Vietnam has enjoyed some initial success in producing a vaccine to protect against the novel coronavirus (COVID-19), following experimental trials taking place on mice.
|Vietnamese scientists have been testing a newly developed vaccine on mice for the past 10 days, hoping to get positive results (Photo: BSCC)
A total of 50 mice which have been given shots to protect against the COVID-19 for the past 10 days remain healthy and active, according to PhD Do Tuan Dat, Chairman of the Company for Vaccine and Biological Production No.1 (VABIOTECH) under the Vietnamese Ministry of Health.
This initial success means that the vaccine is safe, with experts set to continue to monitor the response of the mice’s immune system throughout phase one, Dat said.
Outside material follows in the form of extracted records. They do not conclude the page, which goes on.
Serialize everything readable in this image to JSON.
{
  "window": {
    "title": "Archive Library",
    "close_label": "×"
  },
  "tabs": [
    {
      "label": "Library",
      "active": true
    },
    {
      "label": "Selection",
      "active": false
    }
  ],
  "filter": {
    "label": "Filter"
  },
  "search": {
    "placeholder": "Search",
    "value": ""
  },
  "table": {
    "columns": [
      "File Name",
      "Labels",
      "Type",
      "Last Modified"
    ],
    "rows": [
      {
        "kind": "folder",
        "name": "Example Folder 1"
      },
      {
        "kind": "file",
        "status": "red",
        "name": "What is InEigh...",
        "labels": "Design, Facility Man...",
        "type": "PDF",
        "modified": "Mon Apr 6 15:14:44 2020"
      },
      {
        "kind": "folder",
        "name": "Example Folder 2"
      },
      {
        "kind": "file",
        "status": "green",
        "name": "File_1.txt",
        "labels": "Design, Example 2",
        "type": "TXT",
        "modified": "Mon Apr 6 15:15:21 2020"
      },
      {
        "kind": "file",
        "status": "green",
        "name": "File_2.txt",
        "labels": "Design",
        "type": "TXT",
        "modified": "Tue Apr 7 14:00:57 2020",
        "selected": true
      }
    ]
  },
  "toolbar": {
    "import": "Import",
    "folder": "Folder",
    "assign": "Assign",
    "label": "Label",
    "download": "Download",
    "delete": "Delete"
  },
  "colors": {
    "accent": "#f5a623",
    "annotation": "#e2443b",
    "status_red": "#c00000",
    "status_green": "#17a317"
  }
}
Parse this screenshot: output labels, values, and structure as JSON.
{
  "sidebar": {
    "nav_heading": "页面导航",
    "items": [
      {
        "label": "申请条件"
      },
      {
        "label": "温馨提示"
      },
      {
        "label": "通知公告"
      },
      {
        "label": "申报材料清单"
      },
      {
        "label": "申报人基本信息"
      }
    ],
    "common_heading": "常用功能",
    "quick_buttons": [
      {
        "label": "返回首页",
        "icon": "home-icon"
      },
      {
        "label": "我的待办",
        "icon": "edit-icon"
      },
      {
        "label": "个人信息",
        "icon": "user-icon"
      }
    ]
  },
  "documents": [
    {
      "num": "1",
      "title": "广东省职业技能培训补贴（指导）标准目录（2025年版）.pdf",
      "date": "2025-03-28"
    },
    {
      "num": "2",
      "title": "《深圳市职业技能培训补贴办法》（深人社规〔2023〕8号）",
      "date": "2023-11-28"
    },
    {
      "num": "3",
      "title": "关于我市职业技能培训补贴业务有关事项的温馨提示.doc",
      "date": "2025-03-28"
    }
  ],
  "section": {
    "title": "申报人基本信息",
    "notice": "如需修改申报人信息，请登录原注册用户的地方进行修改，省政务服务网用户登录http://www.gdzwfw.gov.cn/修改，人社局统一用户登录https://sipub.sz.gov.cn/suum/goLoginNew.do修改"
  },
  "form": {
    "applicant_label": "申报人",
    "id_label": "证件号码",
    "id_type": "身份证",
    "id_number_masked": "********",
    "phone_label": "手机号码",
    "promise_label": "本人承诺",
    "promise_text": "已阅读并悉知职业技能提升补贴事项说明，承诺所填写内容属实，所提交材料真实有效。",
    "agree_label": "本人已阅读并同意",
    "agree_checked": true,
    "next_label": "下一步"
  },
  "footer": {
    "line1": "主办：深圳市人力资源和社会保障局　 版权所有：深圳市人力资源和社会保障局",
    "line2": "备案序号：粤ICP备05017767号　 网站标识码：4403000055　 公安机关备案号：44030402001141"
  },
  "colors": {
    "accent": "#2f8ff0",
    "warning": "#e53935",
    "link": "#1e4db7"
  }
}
According to the expert, scientists will now move on to taking blood samples from the vaccinated mice on the 14th and 28th day after the shots are initially given in order to evaluate the immunogenicity of the potential vaccine against the COVID-19. Further steps will be considered based on the results and evaluation report.
At present, VABIOTECH is one of four Vietnamese agencies which are permitted to research a COVID-19 vaccine. It has collaborated with the University of Bristol in the UK to develop a vaccine based on virus vector technology.
Dat noted that this technology may prove difficult at first to create an immune response protein, but the subsequent steps will move faster than they would have done if gene synthesis technology was used, therefore helping to shorten the time for vaccine development and production.
Despite this initial success, Dat admitted it is difficult to know exactly when the country will be able to produce a COVID-19 vaccine because much depends on the research process.
If successful, the vaccine will be tested on other animals in order to assess its safety before moving on to conduct clinical trials on humans in small groups.
At present, roughly 100 agencies globally are conducting research on the COVID-19 vaccine, with the majority of them undertaking experiments on mice, and only eight companies testing on both humans and animals, a process which has been described as risky.
Moreover, scientists doubt that the vaccine will be available on the market in between 12 to 18 months as expected, largely based on the fact that it took scientists up to five years to produce a vaccine against the Ebola virus.